El espacio laboral que armó en su casa pasó a ser la habitación de su hijo, Kai
Reconoce que le causó pena desarmar la zona donde grababa contenido, pero ahora disfruta salir de la casa y tener espacios de desconexión.
Cuando quedó embarazada, Valentina Caballero supo que la oficina que tenía en su casa debía transformarse en la habitación del nuevo integrante de la familia. «Mi departamento tiene dos piezas así que era evidente. Pero no quería soltar ese espacio, lo usaba todos los días y me dio mucha pena desarmarlo», admite, por lo que a sus seis meses de gestación, y con mucho relajo, movió los objetos.En esa zona laboral, la creadora de contenido grababa sus videos para YouTube, TikTok e Instagram (plataformas donde suma más de 5,3 millones de seguidores), además de guardar su maquillaje (ámbito que le genera muchas visitas en sus redes sociales), artículos de tecnología y objetos que le envían de diferentes marcas.
Una vez que la pieza de su hijo, Kai, quedó armada, Valentina se enfocó en encontrar algo cerca de su casa para no perder tiempo en los traslados. Para su suerte, justo se desocupó una oficina en el primer piso de su edificio y ella la arrendó sin pensarlo dos veces. «Fue demasiada la suerte. Si pasa algo, estoy a un ascensor de mi departamento», sostiene.
Esta semana, la modelo e ingeniera comercial ha bajado a grabar campañas, participar de reuniones, arreglarse para ir a eventos y además su marido, Sami Hamoudi, quien también trabaja desde la casa, le saca partido a la oficina.
En cuanto a la decoración del lugar, detalla que «quedó dividido en dos zonas. Por un lado está el maquillaje y todo lo de belleza que uso para hacer tutoriales, y luego hay una mesa para trabajar y un mueble con muchas secciones donde guardo todo el resto de los implementos que necesito, como trípodes y micrófonos».
¿Cómo evalúa esta opción de tener la oficina en su mismo edificio?
«Fue una súper buena decisión.

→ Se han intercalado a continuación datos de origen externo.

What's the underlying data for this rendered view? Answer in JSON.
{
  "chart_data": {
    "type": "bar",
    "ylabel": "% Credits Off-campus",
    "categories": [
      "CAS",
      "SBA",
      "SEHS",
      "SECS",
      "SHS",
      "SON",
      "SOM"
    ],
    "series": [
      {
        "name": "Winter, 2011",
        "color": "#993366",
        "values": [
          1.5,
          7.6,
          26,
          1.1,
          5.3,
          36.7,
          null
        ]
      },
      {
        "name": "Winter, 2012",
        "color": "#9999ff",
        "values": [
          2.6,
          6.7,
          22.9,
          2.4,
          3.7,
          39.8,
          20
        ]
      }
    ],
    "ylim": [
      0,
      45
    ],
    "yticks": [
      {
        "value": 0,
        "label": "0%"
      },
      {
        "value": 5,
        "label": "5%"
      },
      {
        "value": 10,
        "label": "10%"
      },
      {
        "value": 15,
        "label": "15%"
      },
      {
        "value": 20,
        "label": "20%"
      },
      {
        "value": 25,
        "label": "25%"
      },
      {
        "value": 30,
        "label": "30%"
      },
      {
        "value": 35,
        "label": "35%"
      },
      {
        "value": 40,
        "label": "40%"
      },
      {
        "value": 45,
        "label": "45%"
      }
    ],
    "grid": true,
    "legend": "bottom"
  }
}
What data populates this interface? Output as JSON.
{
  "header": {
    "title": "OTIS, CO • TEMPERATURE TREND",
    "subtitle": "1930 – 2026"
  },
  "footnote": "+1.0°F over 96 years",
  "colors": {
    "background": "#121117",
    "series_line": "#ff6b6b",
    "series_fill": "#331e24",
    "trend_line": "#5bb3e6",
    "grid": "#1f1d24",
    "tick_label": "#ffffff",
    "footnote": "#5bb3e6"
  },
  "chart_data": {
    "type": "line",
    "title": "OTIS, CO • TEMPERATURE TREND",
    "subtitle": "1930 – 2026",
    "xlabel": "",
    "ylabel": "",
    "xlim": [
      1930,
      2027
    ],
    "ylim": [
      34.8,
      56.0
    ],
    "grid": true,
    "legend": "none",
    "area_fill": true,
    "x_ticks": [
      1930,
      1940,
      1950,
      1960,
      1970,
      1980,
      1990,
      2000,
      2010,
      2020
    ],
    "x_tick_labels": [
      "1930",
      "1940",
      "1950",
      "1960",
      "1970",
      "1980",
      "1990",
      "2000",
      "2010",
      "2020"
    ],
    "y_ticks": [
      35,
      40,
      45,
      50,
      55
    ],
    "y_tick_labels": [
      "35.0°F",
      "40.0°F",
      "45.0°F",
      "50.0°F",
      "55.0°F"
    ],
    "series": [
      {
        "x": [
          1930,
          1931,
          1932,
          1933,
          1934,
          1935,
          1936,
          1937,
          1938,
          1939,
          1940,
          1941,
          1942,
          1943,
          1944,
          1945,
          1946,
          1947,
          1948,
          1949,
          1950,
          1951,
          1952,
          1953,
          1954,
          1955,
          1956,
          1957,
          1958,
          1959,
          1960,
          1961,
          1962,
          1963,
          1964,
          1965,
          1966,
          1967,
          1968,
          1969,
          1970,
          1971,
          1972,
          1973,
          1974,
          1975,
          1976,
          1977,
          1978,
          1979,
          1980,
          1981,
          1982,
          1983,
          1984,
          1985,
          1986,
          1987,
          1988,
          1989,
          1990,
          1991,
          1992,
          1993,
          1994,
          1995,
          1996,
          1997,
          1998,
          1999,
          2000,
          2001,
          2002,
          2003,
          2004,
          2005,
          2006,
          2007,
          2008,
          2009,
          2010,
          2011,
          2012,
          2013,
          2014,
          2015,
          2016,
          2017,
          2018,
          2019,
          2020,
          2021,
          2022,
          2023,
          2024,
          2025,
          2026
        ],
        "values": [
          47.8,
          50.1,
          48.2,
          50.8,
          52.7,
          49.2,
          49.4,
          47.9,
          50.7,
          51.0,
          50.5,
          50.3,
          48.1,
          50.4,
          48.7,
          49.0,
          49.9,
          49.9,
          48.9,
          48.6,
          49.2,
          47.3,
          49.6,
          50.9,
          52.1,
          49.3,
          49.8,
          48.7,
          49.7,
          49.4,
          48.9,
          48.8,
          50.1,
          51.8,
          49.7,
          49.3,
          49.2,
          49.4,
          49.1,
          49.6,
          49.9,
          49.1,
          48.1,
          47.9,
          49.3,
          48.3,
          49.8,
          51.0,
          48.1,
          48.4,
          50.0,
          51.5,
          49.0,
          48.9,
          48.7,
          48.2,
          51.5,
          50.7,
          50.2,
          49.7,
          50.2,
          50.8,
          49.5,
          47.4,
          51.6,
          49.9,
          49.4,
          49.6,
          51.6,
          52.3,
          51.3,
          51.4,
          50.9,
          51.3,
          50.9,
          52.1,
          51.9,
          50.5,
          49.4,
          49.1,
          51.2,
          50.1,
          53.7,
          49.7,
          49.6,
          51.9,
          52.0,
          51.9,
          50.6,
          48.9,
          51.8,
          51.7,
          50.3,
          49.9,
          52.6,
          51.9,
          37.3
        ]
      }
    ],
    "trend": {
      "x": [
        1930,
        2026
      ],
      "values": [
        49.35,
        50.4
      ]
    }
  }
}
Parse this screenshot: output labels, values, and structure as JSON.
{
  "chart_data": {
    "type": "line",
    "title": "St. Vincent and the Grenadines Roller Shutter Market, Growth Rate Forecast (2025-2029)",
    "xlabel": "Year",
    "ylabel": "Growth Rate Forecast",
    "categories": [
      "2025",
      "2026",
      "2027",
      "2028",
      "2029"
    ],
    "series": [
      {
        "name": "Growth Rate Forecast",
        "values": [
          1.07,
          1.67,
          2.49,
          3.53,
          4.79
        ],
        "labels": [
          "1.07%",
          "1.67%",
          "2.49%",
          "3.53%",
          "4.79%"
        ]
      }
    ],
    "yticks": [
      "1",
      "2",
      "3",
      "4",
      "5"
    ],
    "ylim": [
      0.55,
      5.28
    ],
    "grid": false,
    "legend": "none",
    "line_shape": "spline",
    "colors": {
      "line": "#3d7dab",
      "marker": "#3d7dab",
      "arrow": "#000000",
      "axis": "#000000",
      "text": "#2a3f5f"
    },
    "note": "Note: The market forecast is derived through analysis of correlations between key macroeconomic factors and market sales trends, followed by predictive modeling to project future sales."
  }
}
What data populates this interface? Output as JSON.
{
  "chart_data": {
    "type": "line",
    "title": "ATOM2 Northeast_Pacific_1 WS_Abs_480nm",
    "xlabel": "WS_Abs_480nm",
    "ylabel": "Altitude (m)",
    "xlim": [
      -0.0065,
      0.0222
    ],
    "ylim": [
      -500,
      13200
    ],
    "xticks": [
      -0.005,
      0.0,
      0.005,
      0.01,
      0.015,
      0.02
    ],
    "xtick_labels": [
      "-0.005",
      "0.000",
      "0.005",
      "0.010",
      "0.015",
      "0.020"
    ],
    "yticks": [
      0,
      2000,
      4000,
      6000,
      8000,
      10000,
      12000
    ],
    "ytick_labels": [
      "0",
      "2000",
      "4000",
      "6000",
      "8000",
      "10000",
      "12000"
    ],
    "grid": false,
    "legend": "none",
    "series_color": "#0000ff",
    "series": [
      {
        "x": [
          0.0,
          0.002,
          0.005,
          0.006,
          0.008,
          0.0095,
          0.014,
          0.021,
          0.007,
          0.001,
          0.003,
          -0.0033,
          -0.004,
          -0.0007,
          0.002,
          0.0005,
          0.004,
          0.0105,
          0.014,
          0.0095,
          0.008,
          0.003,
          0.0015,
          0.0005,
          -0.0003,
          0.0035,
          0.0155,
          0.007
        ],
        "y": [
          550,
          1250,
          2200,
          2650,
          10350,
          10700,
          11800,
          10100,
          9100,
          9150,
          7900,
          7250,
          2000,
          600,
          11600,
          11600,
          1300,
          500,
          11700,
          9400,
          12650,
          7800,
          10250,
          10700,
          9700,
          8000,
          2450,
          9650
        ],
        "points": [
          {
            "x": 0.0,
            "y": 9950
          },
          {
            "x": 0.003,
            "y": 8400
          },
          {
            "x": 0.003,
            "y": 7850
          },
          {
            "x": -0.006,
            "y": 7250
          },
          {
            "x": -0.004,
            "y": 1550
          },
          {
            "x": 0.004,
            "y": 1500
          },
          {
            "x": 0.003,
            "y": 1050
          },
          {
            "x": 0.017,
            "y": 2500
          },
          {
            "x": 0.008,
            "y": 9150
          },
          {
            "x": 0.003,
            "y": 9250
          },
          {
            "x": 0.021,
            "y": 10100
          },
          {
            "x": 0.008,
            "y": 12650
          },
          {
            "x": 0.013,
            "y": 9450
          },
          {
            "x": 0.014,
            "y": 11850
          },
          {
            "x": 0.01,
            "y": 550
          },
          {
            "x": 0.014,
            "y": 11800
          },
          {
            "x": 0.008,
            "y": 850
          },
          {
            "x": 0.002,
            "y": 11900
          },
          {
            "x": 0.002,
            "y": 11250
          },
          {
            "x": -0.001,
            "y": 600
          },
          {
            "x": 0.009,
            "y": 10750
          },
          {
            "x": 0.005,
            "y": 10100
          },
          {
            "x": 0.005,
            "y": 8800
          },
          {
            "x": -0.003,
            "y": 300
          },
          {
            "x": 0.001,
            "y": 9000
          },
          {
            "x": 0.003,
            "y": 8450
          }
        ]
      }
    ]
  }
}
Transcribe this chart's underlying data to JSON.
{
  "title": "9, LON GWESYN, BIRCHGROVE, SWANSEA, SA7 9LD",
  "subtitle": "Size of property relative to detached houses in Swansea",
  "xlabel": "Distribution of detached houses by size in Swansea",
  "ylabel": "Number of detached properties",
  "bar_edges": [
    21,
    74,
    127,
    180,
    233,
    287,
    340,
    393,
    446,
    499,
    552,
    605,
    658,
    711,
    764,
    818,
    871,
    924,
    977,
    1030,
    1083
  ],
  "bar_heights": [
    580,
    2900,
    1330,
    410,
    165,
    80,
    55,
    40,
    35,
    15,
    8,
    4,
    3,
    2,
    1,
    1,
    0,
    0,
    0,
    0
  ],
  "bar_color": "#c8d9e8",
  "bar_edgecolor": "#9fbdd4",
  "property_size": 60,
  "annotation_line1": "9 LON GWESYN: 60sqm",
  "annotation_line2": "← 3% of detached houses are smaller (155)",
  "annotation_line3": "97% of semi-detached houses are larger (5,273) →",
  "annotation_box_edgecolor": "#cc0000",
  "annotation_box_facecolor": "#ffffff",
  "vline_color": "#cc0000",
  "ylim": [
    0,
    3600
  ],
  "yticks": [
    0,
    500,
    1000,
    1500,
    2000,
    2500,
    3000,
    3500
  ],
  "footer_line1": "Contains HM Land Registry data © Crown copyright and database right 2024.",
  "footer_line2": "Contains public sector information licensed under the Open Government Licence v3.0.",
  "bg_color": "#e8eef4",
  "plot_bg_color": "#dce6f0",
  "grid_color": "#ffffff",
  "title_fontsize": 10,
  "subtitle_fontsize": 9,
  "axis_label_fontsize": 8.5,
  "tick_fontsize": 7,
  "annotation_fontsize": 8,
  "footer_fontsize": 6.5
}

Por ejemplo, cuando me conecto a una reunión, no tengo que estar pendiente de si Kai llora o necesita algo. Me puedo dar esos espacios de desconexión. Es un momento en que Sami o yo nos enfocamos en lo que necesitamos (laboralmente). Tampoco nos vamos cuatro horas seguidas, pero puedo bajar, me enfoco en lo que necesito durante una hora, luego subo y retomo mi rol de mamá».
¿Cómo ha sido volver a tener espacios personales?
«Muy necesario y rico. Por ejemplo, con Sami hemos salido a un par de eventos o voy al gimnasio a una clase que dura 50 minutos. Realmente es necesario tener esos ratos de desconexión y darse tiempo para uno. Me ha costado un poco y recién ahora que Kai tiene casi cinco meses hemos salido. Ir a un evento es una odisea porque él llora todo el rato sino está conmigo. Así que ha sido un aprendizaje: debemos adaptar a nuestro hijo para que se dé con otra gente y de a poco lo estamos logrando».